Similarly, he has an obviously strong team and yet the front six of Fox, Sarcevic, Ness, Carey, Lameiras and Taylor have spent a grand total of 0 minutes on the pitch together this season. As the weeks pass, it’s becoming more and more apparent that we will not see those six played together without injury or suspension intervening.

It’s Christmas. Adams has had five months of the season, plus all of pre-season. Do you think that he knows his best team? Does he even know his best midfield?
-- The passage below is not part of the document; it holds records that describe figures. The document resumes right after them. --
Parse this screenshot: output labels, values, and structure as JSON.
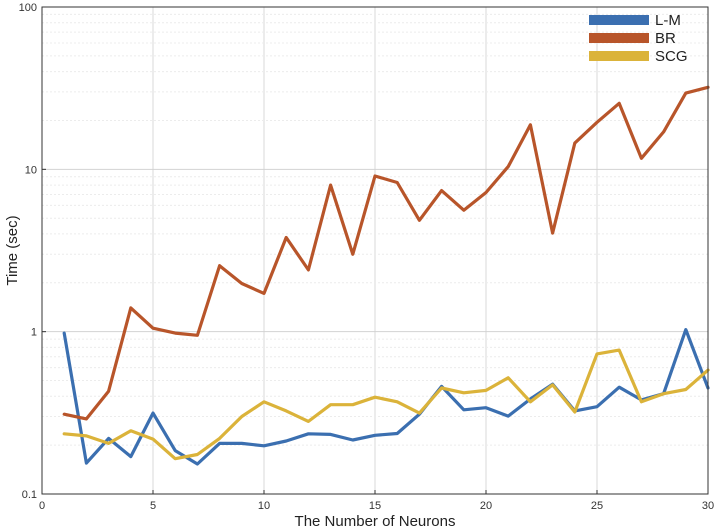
{
  "chart_data": {
    "type": "line",
    "title": "",
    "xlabel": "The Number of Neurons",
    "ylabel": "Time (sec)",
    "xlim": [
      0,
      30
    ],
    "ylim": [
      0.1,
      100
    ],
    "y_scale": "log",
    "grid": true,
    "legend_position": "top-right",
    "x_ticks": [
      0,
      5,
      10,
      15,
      20,
      25,
      30
    ],
    "x_tick_labels": [
      "0",
      "5",
      "10",
      "15",
      "20",
      "25",
      "30"
    ],
    "y_ticks": [
      0.1,
      1,
      10,
      100
    ],
    "y_tick_labels": [
      "0.1",
      "1",
      "10",
      "100"
    ],
    "x": [
      1,
      2,
      3,
      4,
      5,
      6,
      7,
      8,
      9,
      10,
      11,
      12,
      13,
      14,
      15,
      16,
      17,
      18,
      19,
      20,
      21,
      22,
      23,
      24,
      25,
      26,
      27,
      28,
      29,
      30
    ],
    "series": [
      {
        "name": "L-M",
        "color": "#3b6fb0",
        "values": [
          0.98,
          0.155,
          0.22,
          0.17,
          0.315,
          0.185,
          0.153,
          0.205,
          0.205,
          0.198,
          0.212,
          0.235,
          0.233,
          0.215,
          0.23,
          0.236,
          0.31,
          0.46,
          0.33,
          0.34,
          0.302,
          0.385,
          0.475,
          0.325,
          0.345,
          0.455,
          0.38,
          0.415,
          1.03,
          0.45
        ]
      },
      {
        "name": "BR",
        "color": "#b8552a",
        "values": [
          0.31,
          0.29,
          0.43,
          1.4,
          1.05,
          0.98,
          0.95,
          2.55,
          1.98,
          1.72,
          3.8,
          2.4,
          8.0,
          3.0,
          9.1,
          8.3,
          4.85,
          7.4,
          5.6,
          7.2,
          10.4,
          18.8,
          4.05,
          14.5,
          19.5,
          25.5,
          11.7,
          17.0,
          29.5,
          32.0
        ]
      },
      {
        "name": "SCG",
        "color": "#dbb33a",
        "values": [
          0.235,
          0.228,
          0.205,
          0.245,
          0.218,
          0.165,
          0.175,
          0.22,
          0.3,
          0.37,
          0.325,
          0.28,
          0.355,
          0.355,
          0.395,
          0.37,
          0.315,
          0.45,
          0.42,
          0.435,
          0.52,
          0.37,
          0.47,
          0.32,
          0.73,
          0.77,
          0.37,
          0.415,
          0.44,
          0.58
        ]
      }
    ]
  }
}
Argyle currently are sleepwalking down a path that is likely to lead to relegation. The team needs a series of obvious changes to be made before it is likely to pull away from the relegation zone, as happened last year. Cosmetic surgery in January will not make that happen. Either money needs to be spent to bring in the midfielders of the quality required to allow Adams to deploy his 4-2-3-1 successfully, or he must reintroduce the front six that transformed last season, in the correct 4-3-2-1 formation. It really appears to be as simple as that.

It should be noted that some stubborn and ridiculous team selections were at the heart of Argyle’s dreadful start to the season and, had Adams not wasted so many points in this way, his 4-2-3-1 formation would see the club in lower mid-table, projected to accumulate 57 points and secure survival with a couple of match-days to go. Unfortunately, he did waste those matches, and the subsequent points deficit is what will potentially drag a lower mid-table team into a relegation scrap.

We’re past the worst – there’s not much doubt about that. The team is competitive and able to pick up points, unlike those opening months. However, like then, Adams’ tactics need to improve. Until that point, Argyle’s slumber towards League Two will continue. Picking up the odd victory here and there – just enough to maintain hope – will prevent the atmosphere from becoming as toxic as it was during the earlier portion of the season, but it it will likely be not enough to really pull the team out of the mire.